A top government academies official has been appointed as the Education and Skills Funding Agency’s new director of funding.

Kate Josephs (pictured), currently director of national operations for academies and regional delivery at the Department of Education, will start in the new role in April.

She will head up a new funding “operations centre of excellence” team. Plans for the new team and role, the first to preside over the DfE’s entire £63 billion budget, were first revealed by FE Week over the weekend.

Ms Josephs, a former Treasury official who also worked in delivery at Downing Street, will take charge of delivering the national funding formula for pre-16 schools and the post-16 funding agenda, including apprenticeships and T-levels.

The job description said the ESFA was “moving towards a single funding operations centre of excellence, bringing together and improving existing functions”.

Eileen Milner, the chief executive of the Education and Skills Funding Agency, said: “Kate will report to myself and be part of the ESFA’s Executive team.

“She will lead and oversee the creation and operation of a single funding centre of excellence that is solely responsible for all schools, academies and post 16 funding.”

The new single funding operations centre of excellence will “bring together existing functions to deliver an excellent and expert funding service”, Ms Milner said.

It will be responsible for the “development, implementation and maintenance of an ever more efficient system across the agency with potential to grow and develop the scope of work undertaken still further”.

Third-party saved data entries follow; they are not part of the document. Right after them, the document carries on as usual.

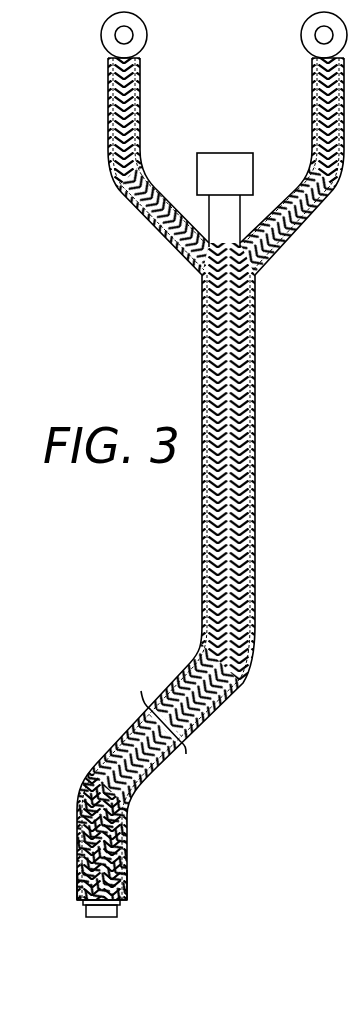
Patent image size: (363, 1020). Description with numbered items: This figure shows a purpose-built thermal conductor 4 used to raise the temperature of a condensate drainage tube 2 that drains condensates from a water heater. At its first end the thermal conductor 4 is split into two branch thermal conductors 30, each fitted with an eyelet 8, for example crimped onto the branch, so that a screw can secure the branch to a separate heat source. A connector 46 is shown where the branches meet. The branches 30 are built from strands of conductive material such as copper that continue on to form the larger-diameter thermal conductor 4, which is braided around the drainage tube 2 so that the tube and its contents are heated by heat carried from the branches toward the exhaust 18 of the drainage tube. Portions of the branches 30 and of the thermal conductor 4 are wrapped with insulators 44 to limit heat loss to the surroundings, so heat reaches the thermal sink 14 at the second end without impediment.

The eyelet 8 is at (147, 33).
The connector 46 is at (225, 153).
The drainage tube 2 is at (205, 213).
The branch thermal conductor 30 is at (148, 230).
The insulator 44 is at (183, 268).
The thermal conductor 4 is at (255, 490).
The thermal sink 14 is at (125, 876).
The exhaust of drainage tube 18 is at (83, 905).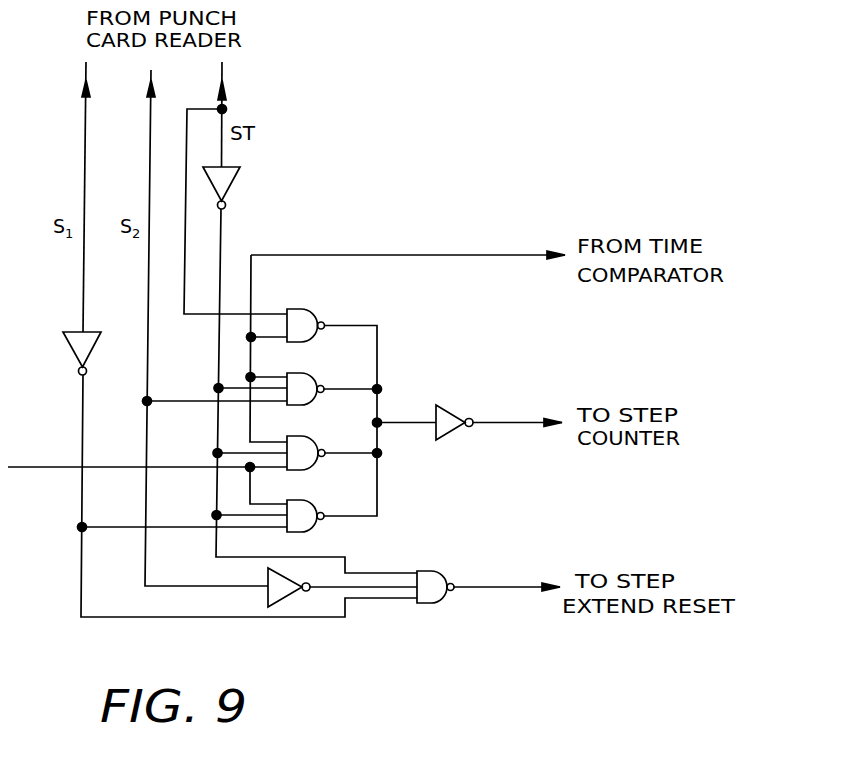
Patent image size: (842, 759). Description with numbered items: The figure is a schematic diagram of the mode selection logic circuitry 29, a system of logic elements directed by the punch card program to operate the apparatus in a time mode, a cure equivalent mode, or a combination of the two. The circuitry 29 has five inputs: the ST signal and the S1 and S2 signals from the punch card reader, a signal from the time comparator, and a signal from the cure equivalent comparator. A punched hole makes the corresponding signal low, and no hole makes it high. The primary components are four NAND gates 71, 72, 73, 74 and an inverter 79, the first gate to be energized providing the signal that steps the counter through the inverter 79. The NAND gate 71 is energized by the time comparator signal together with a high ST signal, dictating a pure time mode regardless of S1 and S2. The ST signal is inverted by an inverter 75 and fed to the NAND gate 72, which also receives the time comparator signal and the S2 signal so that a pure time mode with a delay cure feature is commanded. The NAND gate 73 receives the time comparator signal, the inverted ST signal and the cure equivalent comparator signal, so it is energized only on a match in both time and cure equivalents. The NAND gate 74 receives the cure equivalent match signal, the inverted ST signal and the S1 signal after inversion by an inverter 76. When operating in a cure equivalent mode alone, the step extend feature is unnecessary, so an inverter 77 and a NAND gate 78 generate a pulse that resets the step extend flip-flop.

The mode selection logic circuitry 29 is at (427, 227).
The NAND gate 71 is at (308, 309).
The NAND gate 72 is at (316, 375).
The NAND gate 73 is at (318, 441).
The NAND gate 74 is at (308, 503).
The inverter 75 is at (236, 178).
The inverter 76 is at (72, 350).
The inverter 77 is at (293, 573).
The NAND gate 78 is at (442, 571).
The inverter 79 is at (450, 410).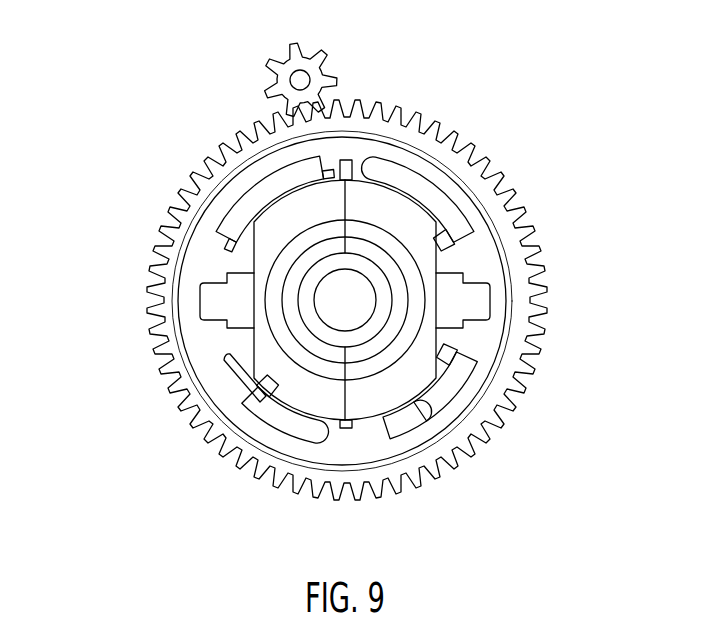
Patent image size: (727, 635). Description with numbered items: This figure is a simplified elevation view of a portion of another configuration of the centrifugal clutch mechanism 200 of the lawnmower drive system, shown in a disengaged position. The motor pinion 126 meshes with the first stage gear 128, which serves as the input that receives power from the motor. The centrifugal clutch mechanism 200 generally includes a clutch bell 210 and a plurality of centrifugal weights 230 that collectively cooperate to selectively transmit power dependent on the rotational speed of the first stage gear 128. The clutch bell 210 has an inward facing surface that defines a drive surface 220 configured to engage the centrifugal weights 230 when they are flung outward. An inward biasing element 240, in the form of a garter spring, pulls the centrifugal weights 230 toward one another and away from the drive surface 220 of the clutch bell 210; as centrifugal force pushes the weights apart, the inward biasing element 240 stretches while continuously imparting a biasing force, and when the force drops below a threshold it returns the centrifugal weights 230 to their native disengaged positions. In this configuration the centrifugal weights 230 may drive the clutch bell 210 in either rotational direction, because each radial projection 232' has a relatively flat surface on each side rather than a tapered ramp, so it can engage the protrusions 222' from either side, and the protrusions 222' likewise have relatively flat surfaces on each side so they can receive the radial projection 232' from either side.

However, there are “no current plans to recruit staff to this new function”, and vacancies will be filled “through existing posts”.

Eileen Milner

Ms Josephs said she was “thrilled” to join the ESFA and take on the “important new role”.

“I look forward to building upon the already excellent skills and expertise that exist within the teams who deliver such a significant funding operation, and working with service users and our stakeholders, work to create a truly 21st century funding system.

“Our job is to make it as straightforward as possible for schools, trusts, colleges and work-based learning providers to engage with us and, whilst we do this, provide rigorous scrutiny and oversight to ensure that every £1 of public money spent is invested wisely.”

Ms Josephs takes up the post at a time of change for the ESFA. In 2019/20 the government will devolve the adult education budget to the Greater London Authority and six other combined authorities around England, but concerns have been raised that the rushed time frame could cause “market instability” in the sector.

Meanwhile the first three T-level pathways – in education, construction and digital routes – will be taught by 50 training providers from 2020, with a further seven pathways expected to begin in 2021. The funding methodology for T-levels is currently being consulted on.